4. Walking through Bradford on Avon, I passed the local Lodge Room, Friendship and Unity Lodge No.1271, and introduced myself to the Tyler,
who showed me two rather interesting things. On each side of the Master's chair stood a brass vase, about 5ft. high and about 15in. in diameter.
These were acquired, probably loot, in India during the Sikh War, by one of their members and later presented to the Lodge. The other item was a
pair of horn lanterns outside the entrance. Some years ago a brother complained of the dark entrance and bequeathed a sum of money to provide
light. This took the form of the lanterns to be lighted at each meeting for all time. So now the Tyler duly lights the candles and then turns on a
modern electric light!
5. I also inspected in this town the best surviving Tythe Barn in England. This is built of stone with a stone roof. The Barn dates from early in the
14th century. The walls at the ends are 4ft and the side walls 2ft thick. The oak roof beams are curved with the ends let into the stone walls to
minimise the lateral thrust The barn measures 39ft to the apices. Most of the stone in the building still shows the building masons' marks. Every
visitor who is a Mark Mason seems to have put his mark on the wall somewhere, including my own, and the result is a rather startling masonic
Now to come nearer home. It is not generally known that when St. Paul's, Symonds Street, Chancel was built, it was wood, but rebuilt in stone in
1980, that a stone from each of four English Cathedrals was incorporated. They are placed on the stone wall between the Choir and the Nave, two
on each side. Canon Watson, the then vicar, was personally acquainted with the Deans of the Cathedrals mentioned, and through his efforts and
their good offices, the stones were obtained. Each stone has a small brass plate beside it giving particulars and stating that it was presented by
the Dean and Chapter of the Cathedral concerned.

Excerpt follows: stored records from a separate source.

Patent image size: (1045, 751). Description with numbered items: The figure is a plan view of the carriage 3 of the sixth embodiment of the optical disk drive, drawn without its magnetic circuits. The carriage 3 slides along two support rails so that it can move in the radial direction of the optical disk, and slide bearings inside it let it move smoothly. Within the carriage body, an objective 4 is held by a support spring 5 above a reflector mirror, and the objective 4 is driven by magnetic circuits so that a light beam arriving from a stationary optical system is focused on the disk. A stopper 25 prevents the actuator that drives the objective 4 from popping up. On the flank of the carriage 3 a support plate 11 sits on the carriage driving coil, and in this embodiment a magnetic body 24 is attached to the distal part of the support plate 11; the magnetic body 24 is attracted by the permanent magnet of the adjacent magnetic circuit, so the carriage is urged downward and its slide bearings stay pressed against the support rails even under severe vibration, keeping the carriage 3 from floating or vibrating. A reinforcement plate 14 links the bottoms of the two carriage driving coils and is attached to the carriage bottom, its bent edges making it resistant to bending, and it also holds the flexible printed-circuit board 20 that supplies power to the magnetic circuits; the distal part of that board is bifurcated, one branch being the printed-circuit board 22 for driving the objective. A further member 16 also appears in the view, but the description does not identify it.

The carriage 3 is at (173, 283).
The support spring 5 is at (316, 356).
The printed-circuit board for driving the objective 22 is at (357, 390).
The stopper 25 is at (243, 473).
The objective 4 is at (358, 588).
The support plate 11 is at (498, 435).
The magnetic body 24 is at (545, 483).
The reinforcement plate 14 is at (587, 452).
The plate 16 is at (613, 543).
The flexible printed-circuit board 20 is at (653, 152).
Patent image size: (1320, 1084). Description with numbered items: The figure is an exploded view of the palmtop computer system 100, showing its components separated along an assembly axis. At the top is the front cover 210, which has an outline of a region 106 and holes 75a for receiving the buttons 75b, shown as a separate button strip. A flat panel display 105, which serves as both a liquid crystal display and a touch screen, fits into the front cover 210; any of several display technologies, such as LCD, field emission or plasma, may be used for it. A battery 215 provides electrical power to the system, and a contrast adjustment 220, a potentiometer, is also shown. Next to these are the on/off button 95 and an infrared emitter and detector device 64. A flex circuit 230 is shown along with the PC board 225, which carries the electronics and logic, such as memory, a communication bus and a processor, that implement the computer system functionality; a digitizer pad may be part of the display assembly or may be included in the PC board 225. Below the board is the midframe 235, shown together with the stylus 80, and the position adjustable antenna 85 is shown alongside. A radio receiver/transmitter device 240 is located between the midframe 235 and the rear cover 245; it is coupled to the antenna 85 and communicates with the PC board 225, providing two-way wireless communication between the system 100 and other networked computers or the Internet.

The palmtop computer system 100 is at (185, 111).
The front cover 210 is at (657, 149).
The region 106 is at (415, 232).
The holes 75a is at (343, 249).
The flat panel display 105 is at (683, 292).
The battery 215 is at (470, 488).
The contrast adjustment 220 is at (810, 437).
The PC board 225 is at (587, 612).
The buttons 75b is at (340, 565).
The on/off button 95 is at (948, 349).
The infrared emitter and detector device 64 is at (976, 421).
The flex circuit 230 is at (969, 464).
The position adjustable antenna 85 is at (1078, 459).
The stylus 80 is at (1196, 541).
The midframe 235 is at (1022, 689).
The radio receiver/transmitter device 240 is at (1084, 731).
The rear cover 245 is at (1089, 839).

The North Stone is from Westminster Abbey, and bears the original 14th century Mason's "Banker Mark”. It is plain oblong, about 12in by 9in high
with the mark on the front. The North Central Stone is a Norman Capitol from Canterbury Cathedral, believed to be from St. Andrew's Chapel. The
top is about l3in. and the bottom 8in and carved. Across the aisle the south central stone is 22in by 7in wide, broken of capitols on top. This came
from the Church of which remains are still to be seen in the Crypt of York Minster, built by Archbishop Roger L'Eveque, 1154 to 1181. The south
stone is a carved Portland Stone from the cornice under the Dome of St. Paul's, London. It is 13in wide and 14in high, with what looks like a Tudor
Rose in the carved centre.
Now Brethren, as an Englishman born in New Zealand, I realise that we in New Zealand have not the traditions and monuments of the Mother
Land. I am therefore very happy to bring to your notice these stones which are the beginning, I hope, of all similar ties between our Churches and
those of England. That is why, and I crave your indulgence for bringing them into this short paper.